The Party’s Over: The End of Social Media

The Party’s Over: The End of Social Media

It’s a crazy thing to say, and an even more arrogant thing to declare, that social media is over, and yet, here i am, making such a bold, wild, egomaniacal claim.

I could cite many reasons why I am making such a bold statement but I will keep the sentiment simple: it just isn’t fun anymore. My attention feels so utterly and thoroughly compromised that I don’t even pause when I come across something beautiful and profound. I don’t even read a full post written by someone I love and adore. Such is the scrolling pattern, and the urgency of my thumb to swipe on, that I don’t even hesitate before flipping away the tragic, the brilliant, and the awesome.

Nothing seems to make an impact, nothing really breaks through – and everything has become a sales pitch – either for the producer of the media themselves, or as a sandwich around their creations. 

Social media has made me poor listener, a terrible observer and a crappy friend. I have traded a like or a heart for a text or a phone call. I have lost my ability to focus and be awestruck. 

My own enormous oeuvre of work has become lost in a sea of stuff — some of that stuff is fantastic, and some of it is mediocre, but no one really knows, because there is just so much of it, that it is impossible to categorize it at all.

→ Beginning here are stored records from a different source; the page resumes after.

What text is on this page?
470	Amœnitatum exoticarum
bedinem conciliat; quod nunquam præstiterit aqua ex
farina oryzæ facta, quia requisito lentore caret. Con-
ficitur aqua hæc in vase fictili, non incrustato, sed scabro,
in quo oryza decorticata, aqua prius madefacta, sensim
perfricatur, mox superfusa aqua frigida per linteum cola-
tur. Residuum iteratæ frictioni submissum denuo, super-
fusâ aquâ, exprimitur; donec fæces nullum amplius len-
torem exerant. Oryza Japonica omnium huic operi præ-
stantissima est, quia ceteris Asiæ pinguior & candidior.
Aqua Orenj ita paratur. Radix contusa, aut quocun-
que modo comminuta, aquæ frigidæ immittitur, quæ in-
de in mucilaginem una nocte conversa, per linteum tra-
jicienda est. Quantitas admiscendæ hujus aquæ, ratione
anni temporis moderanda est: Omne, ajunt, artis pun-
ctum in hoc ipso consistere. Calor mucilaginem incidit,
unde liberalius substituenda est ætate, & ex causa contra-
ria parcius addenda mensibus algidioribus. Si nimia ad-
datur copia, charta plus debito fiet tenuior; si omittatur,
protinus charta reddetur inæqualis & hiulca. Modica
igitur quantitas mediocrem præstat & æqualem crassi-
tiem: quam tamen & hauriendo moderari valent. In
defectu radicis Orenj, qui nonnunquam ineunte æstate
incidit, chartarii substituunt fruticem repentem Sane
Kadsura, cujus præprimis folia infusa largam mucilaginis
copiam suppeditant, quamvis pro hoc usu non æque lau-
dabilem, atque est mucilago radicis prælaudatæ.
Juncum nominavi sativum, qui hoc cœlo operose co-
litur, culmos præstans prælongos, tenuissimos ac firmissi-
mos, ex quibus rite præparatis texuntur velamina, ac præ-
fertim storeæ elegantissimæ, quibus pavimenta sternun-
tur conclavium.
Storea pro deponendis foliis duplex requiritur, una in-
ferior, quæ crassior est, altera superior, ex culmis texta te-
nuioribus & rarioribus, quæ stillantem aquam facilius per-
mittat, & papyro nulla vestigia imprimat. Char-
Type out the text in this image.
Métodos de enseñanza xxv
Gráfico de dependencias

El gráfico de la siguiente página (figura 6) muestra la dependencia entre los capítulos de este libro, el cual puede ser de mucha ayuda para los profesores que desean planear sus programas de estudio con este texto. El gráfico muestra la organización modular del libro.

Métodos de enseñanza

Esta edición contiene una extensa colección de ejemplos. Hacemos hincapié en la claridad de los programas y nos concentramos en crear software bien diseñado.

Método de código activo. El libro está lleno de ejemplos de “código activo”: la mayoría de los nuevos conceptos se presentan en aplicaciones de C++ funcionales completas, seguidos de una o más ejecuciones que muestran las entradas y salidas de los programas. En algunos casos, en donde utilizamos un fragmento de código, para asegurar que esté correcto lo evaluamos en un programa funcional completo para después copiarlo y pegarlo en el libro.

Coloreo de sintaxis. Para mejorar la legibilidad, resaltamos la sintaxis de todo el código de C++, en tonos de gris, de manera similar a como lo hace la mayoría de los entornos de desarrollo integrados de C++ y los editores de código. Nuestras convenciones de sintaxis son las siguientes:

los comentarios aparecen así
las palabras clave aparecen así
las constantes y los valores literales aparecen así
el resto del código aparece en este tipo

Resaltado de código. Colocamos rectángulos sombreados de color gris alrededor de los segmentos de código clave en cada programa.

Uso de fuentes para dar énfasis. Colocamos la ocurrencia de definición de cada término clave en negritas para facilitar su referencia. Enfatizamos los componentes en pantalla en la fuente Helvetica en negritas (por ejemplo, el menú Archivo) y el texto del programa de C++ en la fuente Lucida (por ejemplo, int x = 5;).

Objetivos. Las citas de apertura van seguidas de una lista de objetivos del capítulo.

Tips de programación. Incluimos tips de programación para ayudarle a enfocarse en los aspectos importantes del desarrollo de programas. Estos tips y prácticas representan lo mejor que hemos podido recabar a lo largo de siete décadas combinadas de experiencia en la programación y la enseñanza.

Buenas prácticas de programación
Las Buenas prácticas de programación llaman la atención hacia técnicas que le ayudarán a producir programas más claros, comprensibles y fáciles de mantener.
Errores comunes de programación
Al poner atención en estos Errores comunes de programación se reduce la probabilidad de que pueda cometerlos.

So I have decided to pull back and not put my work in to the vacuous void of social media, for now. I still scroll and look, and it still feels like a delicious, if sticky sweet addiction and sugar high to me. I hope to taper that down too. To cut myself off from shares and likes and comments feels less scary and odd than I thought it would. But I’ve been longing for something older, slower, and more analogue. I’ve been aching for a deeper connection to everything – to my friends, to the grass beneath my feet, to the books I read, to my children, and to myself. And with the slow dimming of my incessant desire to scroll, I can slowly feel the quiet settling in – and possibly opening the door to what might come next.